Cependant, étonnant de constater que le scénariste du film a transformé une petite remarque entre parenthèses du père de Benjamin Button qui reflétait avec beaucoup d'ironie l'état d'esprit de l'époque (fin de la guerre de Sécession) des bourgeois blancs vis-à-vis des noirs (après la naissance de son fils, en passant avec lui près d'un marché aux esclaves, Fitzgerald écrit : "pendant un court instant de désespoir M. Button avait regretté amèrement que son fils ne soit pas noir") en une grosse reconstitution de la Nouvelle-Orléans du début du siècle où nulle part, si je me souviens bien, n'apparaît la ségrégation : c'est aussi ça l'horloge qui remonte le temps pour effacer les erreurs de l'Histoire, elle fonctionne dirait-on à l'intérieur même du film de Fincher, elle travaille dangereusement (négationnisme) le scénario. En fait, la fameuse phrase prononcée par le père dans le bouquin est prononcée par la mère noire d'adoption dans le film. C'est-à-dire que cette phrase se fait d'un coup, dans le film, auto-réflexive : les noirs rigolent et nous font rigoler de leur condition d'alors (vieux cliché hollywoodien).

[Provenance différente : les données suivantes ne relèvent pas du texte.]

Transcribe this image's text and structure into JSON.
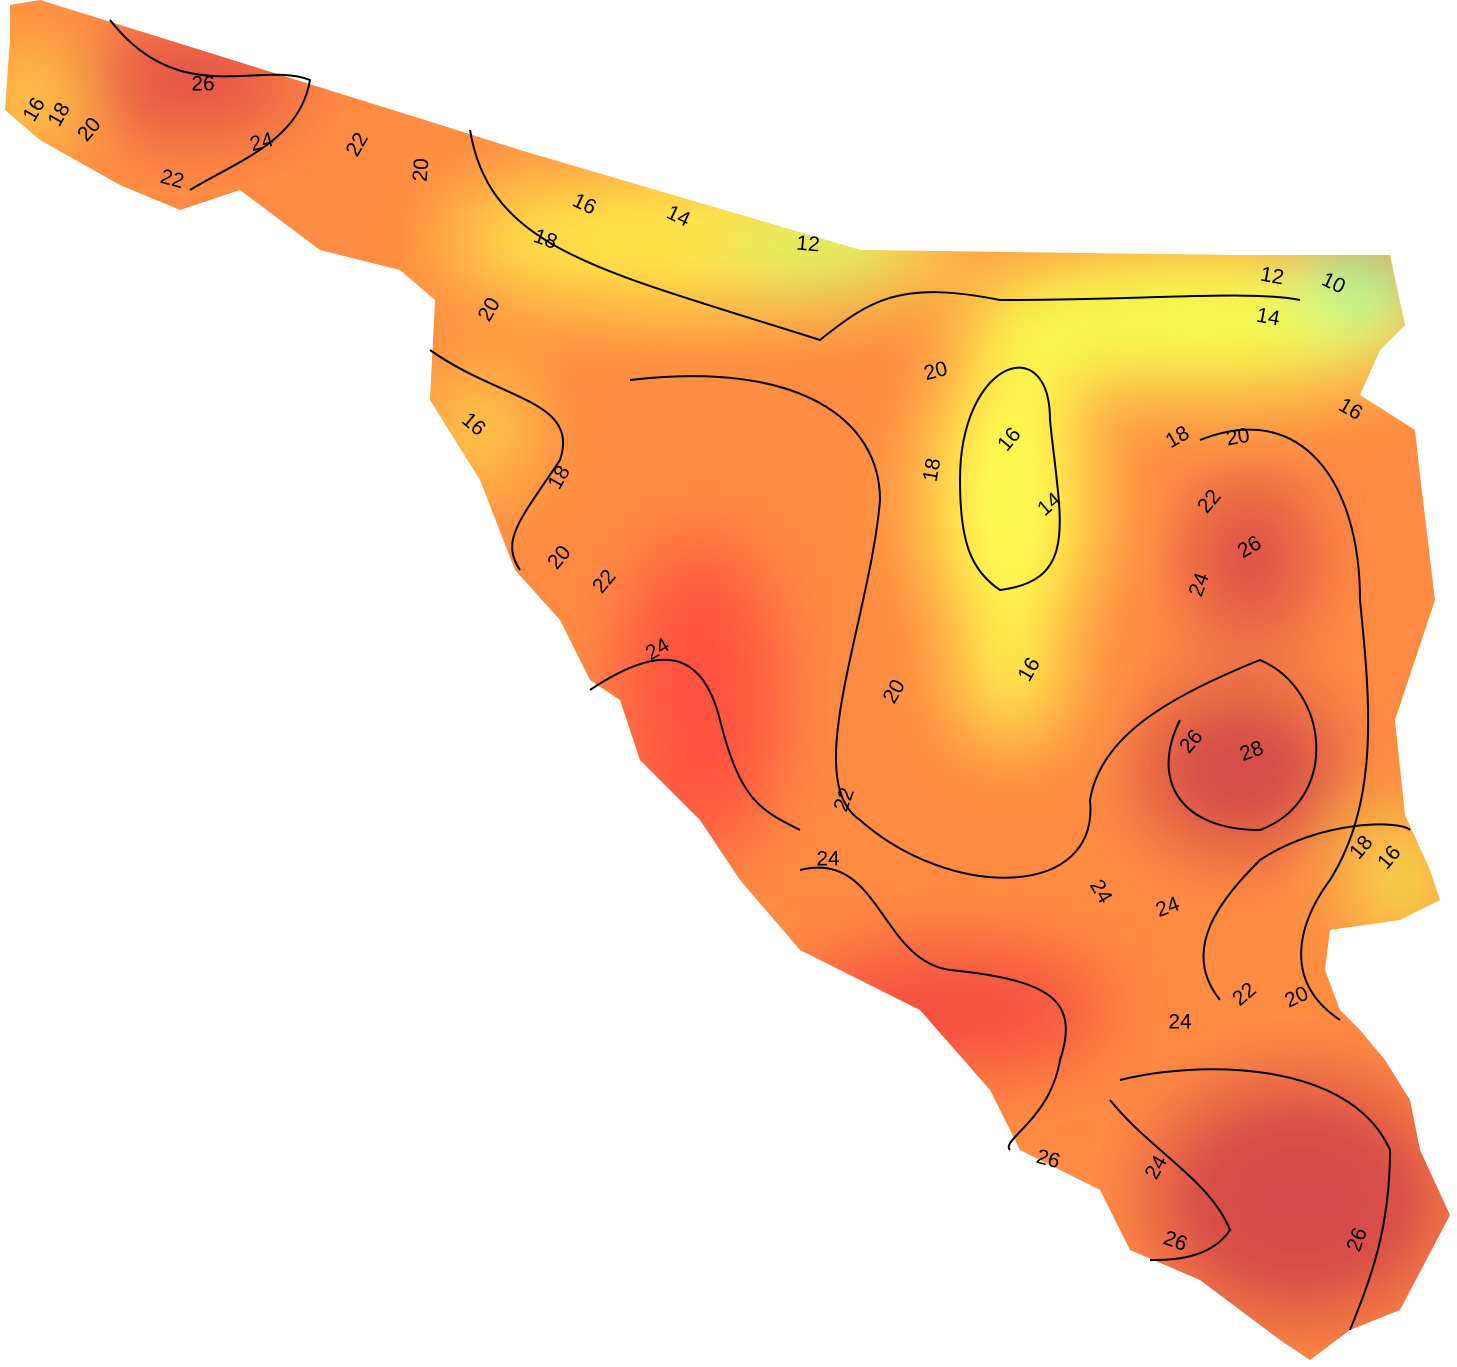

Et le scénariste d'inventer un nouveau personnage, un freak, à l'intérieur même des personnages noirs du film tous bien intégrés : c'est le pygmée qui va donner une leçon de vie à Benjamin Button, lui apprendre que les gens comme eux, différents, sont toujours seuls. Le procédé semble foncièrement malhonnête, mais qu'importe, Fincher le sage - comme on aime aujourd'hui à nous le présenter - nous répondra que c'est cela, la "magie du cinéma".

Le ton de la fable allégorique sur le passage du temps est donné dès le début du film par l'histoire de l'horloger M. Gateau dont le dernier chef d'oeuvre fonctionne à l'envers pour exprimer son désir de remonter le temps et retrouver ainsi son fils mort au combat. On ne s'étonnera donc pas que par la suite, la vie de Benjamin sera filmée dans des teintes colorées, saturées à l'extrême, évoquant ouvertement l'imaginaire luxuriant d'un luxueux livre pour enfants. A ce titre, il est sans doute regrettable que Fincher n'ait pas assumé son parti pris jusqu'au bout en faisant de la vie d'un homme absolument banal, un conte. En effet, le coup du père, industriel richissime, introduit du "rêve", de l'argent et de l'exotisme publicitaire dans un conte de la vie quotidienne qui n'avait rien demandé. Ceci donne lieu à un Brad Pitt jouant le milliardaire insouciant, formidable rôle de composition. Brad fait du bateau ou Brad fait de la moto, dans ce style visuel sucré, c'est au mieux un détournement douteux des livres "Martine", au pire une publicité pour Eurocard Mastercard ("Il y a certaines choses qui ne s'achètent pas, pour le reste..."). Un goût ancien pour l'imagerie poussée à son paroxysme, dont Fincher semble avoir bien du mal à se départir…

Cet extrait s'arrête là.